Gazprom Increases Cutoff to Ukraine

ReutersGazprom spokesman Sergei Kupriyanov speaking on Tuesday. Supplies to Ukraine were cut by another 25 percent.
The gas standoff between Russia and Ukraine worsened Tuesday as Gazprom reduced supplies to Ukraine by another quarter, bringing its cutoff to 50 percent.

Gazprom cited a "lack of progress" in debt talks as the reason for the cut, which started at 8 p.m. Tuesday's reduction followed a 25 percent cut Monday.

Ukraine's state energy company, Naftogaz Ukrainy, slammed Gazprom's actions, saying the cuts could undermine the flow of gas to Europe in two weeks.

Naftogaz said that thanks to its reserves, its ability to raise domestic production and the warm weather, it would not feel the pinch for two weeks. After that, the Ukrainian firm said it could tap into the deliveries that Gazprom sends through Ukraine to Europe.

"Naftogaz states that it can guarantee uninterrupted transit to European consumers so long as it doesn't threaten Ukraine's energy security," the company said in a statement.

President Vladimir Putin and his Ukrainian counterpart, Viktor Yushchenko, agreed last month to settle the debts and move toward replacing the two intermediaries in the countries' gas trade with two new companies.

President-elect and Gazprom chairman Dmitry Medvedev told Yushchenko by telephone Tuesday that Russia expected Ukraine to meet all the commitments that Yushchenko made to Putin in Moscow last month, RIA-Novosti reported, citing an unidentified official in Medvedev's office.

Speaking on Vesti-24 state television after Naftogaz warned of possible transit disruptions, Gazprom spokesman Sergei Kupriyanov urged Ukraine to fulfill its transit contracts regardless of its own supply problems.

Gazprom said it was cutting Ukrainian supplies further because of a "lack of progress" in the talks, which have focused on payment by Naftogaz for the deliveries so far this year and the rearrangement of relations between the companies.

Under last month's deal, Gazprom would increase its access to end-consumers in Ukraine through one of the new intermediary companies and keep the current selling price for Ukraine at $179.50. But Ukrainian Prime Minister Yulia Tymoshenko has resisted having any intermediaries in the gas trade between the countries, a step that may have stalled the talks.

Gazprom and Naftogaz have declined to specify their disagreements. Adding uncertainty to the situation, neither firm has specified the exact amount of outstanding debt.

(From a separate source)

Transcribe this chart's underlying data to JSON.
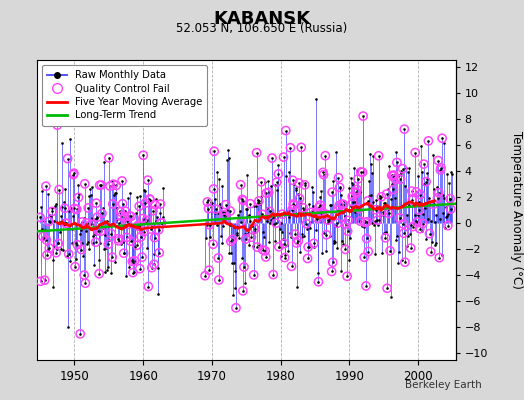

Gazprom said Ukraine had not paid for any of the gas it imported this year. Naftogaz admitted that it owed money but said intermediary gas traders had not supplied the company with proper contracts. The intermediaries, RosUkrEnergo -- owned equally by Gazprom and two Ukrainian businessmen -- and UkrGazEnergo, owned equally by RosUkrEnergo and Naftogaz, have denied acting improperly.

Vitaly Kisel, a spokesman for UkrGazEnergo, the gas trader that sells gas to Ukrainian industrial consumers, said the bigger cutoff would not affect its business.

Geoffrey Smith, deputy head of Ukrainian research at Renaissance Capital in Kiev, said the falling-out between Gazprom and Naftogaz was over the division of profits from supplying the Ukrainian market once the current gas traders are gone, rather than the purported nonpayment.

Shutting some of the valves Monday, Gazprom probably didn't expect much further resistance from Ukraine, Smith said. "It may be that Gazprom was surprised by the intransigence on the Ukrainian side," he said. "On past experience Gazprom probably expected the pressure to result in a positive solution almost immediately."

Instead, Ukrainian First Deputy Prime Minister Oleksandr Turchinov accused Gazprom of not paying for the transit of its gas to Europe on Ukrainian television last night. Naftogaz said Monday it had enough resources to hold out for a month despite the reduced imports.

"Generally, when you have two sides playing that [kind of] brinkmanship, both have a very good idea where the brink is and both know when it's time to step away from it," Smith said. "And I still believe that's what will be the most likely outcome."